In May 2012, Clouding IP, LLC f/k/a/ STEC IP, LLC filed a complaint against Amazon.com, Inc. and Amazon Web Services LLC in the United States District Court for the District of Delaware. The complaint alleges, among other things, that our “Elastic Compute Cloud,” “WhisperSync,” “Virtual Private Cloud,” “Cloud Drive,” and “Kindle Store” services infringe one or more of 11 patents: U.S. Patent Nos. 7,596,784, entitled “Method System and Apparatus for Providing Pay-Per-Use Distributed Computing Resources”; 7,065,637, entitled “System for Configuration of Dynamic Computing Environments Using a Visual Interface”; 6,738,799, entitled “Methods and Apparatuses for File Synchronization and Updating Using a Signature List”; 5,944,839, entitled “System and Method for Automatically Maintaining A Computer System”; 5,825,891, entitled “Key Management for Network Communication”; 5,495,607, entitled “Network Management System Having Virtual Catalog Overview of Files Distributively Stored Across Network Domain”; 6,925,481 and 7,254,621, entitled “Technique for Enabling Remote Data Access And Manipulation From A Pervasive Device”; 6,631,449 and 6,918,014, entitled “Dynamic Distributed Data System and Method”; and 6,963,908, entitled “System for Transferring Customized Hardware and Software Settings from One Computer to Another Computer to Provide Personalized Operating Environments.” In August 2012, Clouding amended its complaint to also assert U.S. Patent No. 7,032,089, entitled “Replica Synchronization Using Copy-On-Read Technique,” against WhisperSync. In February 2013, Clouding served its notice of accused products in which it also identified “AWS Market Place,” “AWS Storage Gateway,” “Cloud Player,” “DynamoDB,” “Elastic Block Store (EBS),” “Elastic Load Balancing,” “Elastic Map Reduce,” “Relational Database Service,” “Simple Storage Service,” “Simple DB,” “Cloud Watch,” “Kindle,” and “Elastic Compute Cloud AutoScaling” as allegedly infringing. The complaint seeks an unspecified amount of damages together with interest. We dispute the allegations of wrongdoing and intend to vigorously defend ourselves in this matter.
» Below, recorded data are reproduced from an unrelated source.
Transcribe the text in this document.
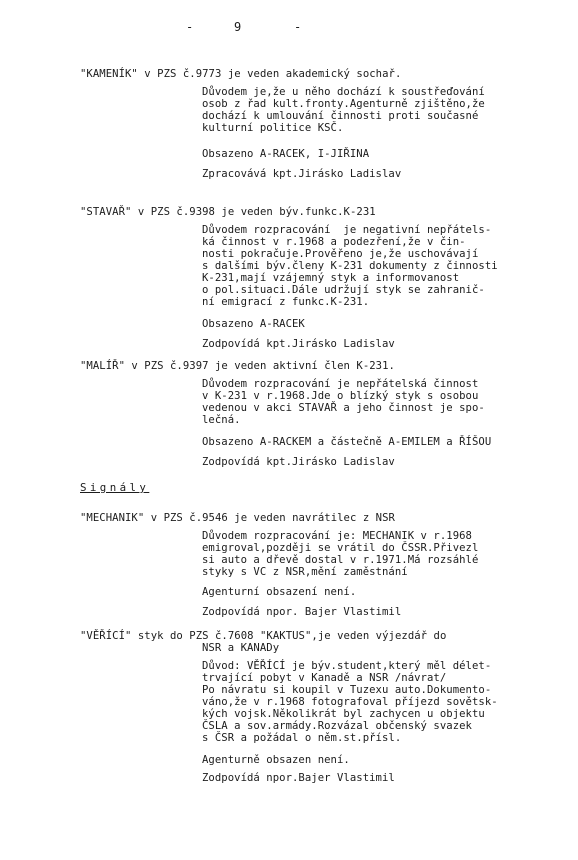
-	9	-
"KAMENÍK" v PZS č.9773 je veden akademický sochař.
Důvodem je,že u něho dochází k soustřeďování
osob z řad kult.fronty.Agenturně zjištěno,že
dochází k umlouvání činnosti proti současné
kulturní politice KSČ.
Obsazeno A-RACEK, I-JIŘINA
Zpracovává kpt.Jirásko Ladislav
"STAVAŘ" v PZS č.9398 je veden býv.funkc.K-231
Důvodem rozpracování  je negativní nepřátels-
ká činnost v r.1968 a podezření,že v čin-
nosti pokračuje.Prověřeno je,že uschovávají
s dalšími býv.členy K-231 dokumenty z činnosti
K-231,mají vzájemný styk a informovanost
o pol.situaci.Dále udržují styk se zahranič-
ní emigrací z funkc.K-231.
Obsazeno A-RACEK
Zodpovídá kpt.Jirásko Ladislav
"MALÍŘ" v PZS č.9397 je veden aktivní člen K-231.
Důvodem rozpracování je nepřátelská činnost
v K-231 v r.1968.Jde o blízký styk s osobou
vedenou v akci STAVAŘ a jeho činnost je spo-
lečná.
Obsazeno A-RACKEM a částečně A-EMILEM a ŘÍŠOU
Zodpovídá kpt.Jirásko Ladislav
Signály
"MECHANIK" v PZS č.9546 je veden navrátilec z NSR
Důvodem rozpracování je: MECHANIK v r.1968
emigroval,později se vrátil do ČSSR.Přivezl
si auto a dřevě dostal v r.1971.Má rozsáhlé
styky s VC z NSR,mění zaměstnání
Agenturní obsazení není.
Zodpovídá npor. Bajer Vlastimil
"VĚŘÍCÍ" styk do PZS č.7608 "KAKTUS",je veden výjezdář do
NSR a KANADy
Důvod: VĚŘÍCÍ je býv.student,který měl délet-
trvající pobyt v Kanadě a NSR /návrat/
Po návratu si koupil v Tuzexu auto.Dokumento-
váno,že v r.1968 fotografoval příjezd sovětsk-
kých vojsk.Několikrát byl zachycen u objektu
ČSLA a sov.armády.Rozvázal občenský svazek
s ČSR a požádal o něm.st.přísl.
Agenturně obsazen není.
Zodpovídá npor.Bajer Vlastimil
We cannot predict the impact (if any) that any of the matters described above or in our 2012 Annual Report on Form 10-K may have on our business, results of operations, financial position, or cash flows. Because of the inherent uncertainties of such matters, including the early stage and lack of specific damage claims in many of them, we cannot estimate the range of possible losses from them (except as otherwise indicated).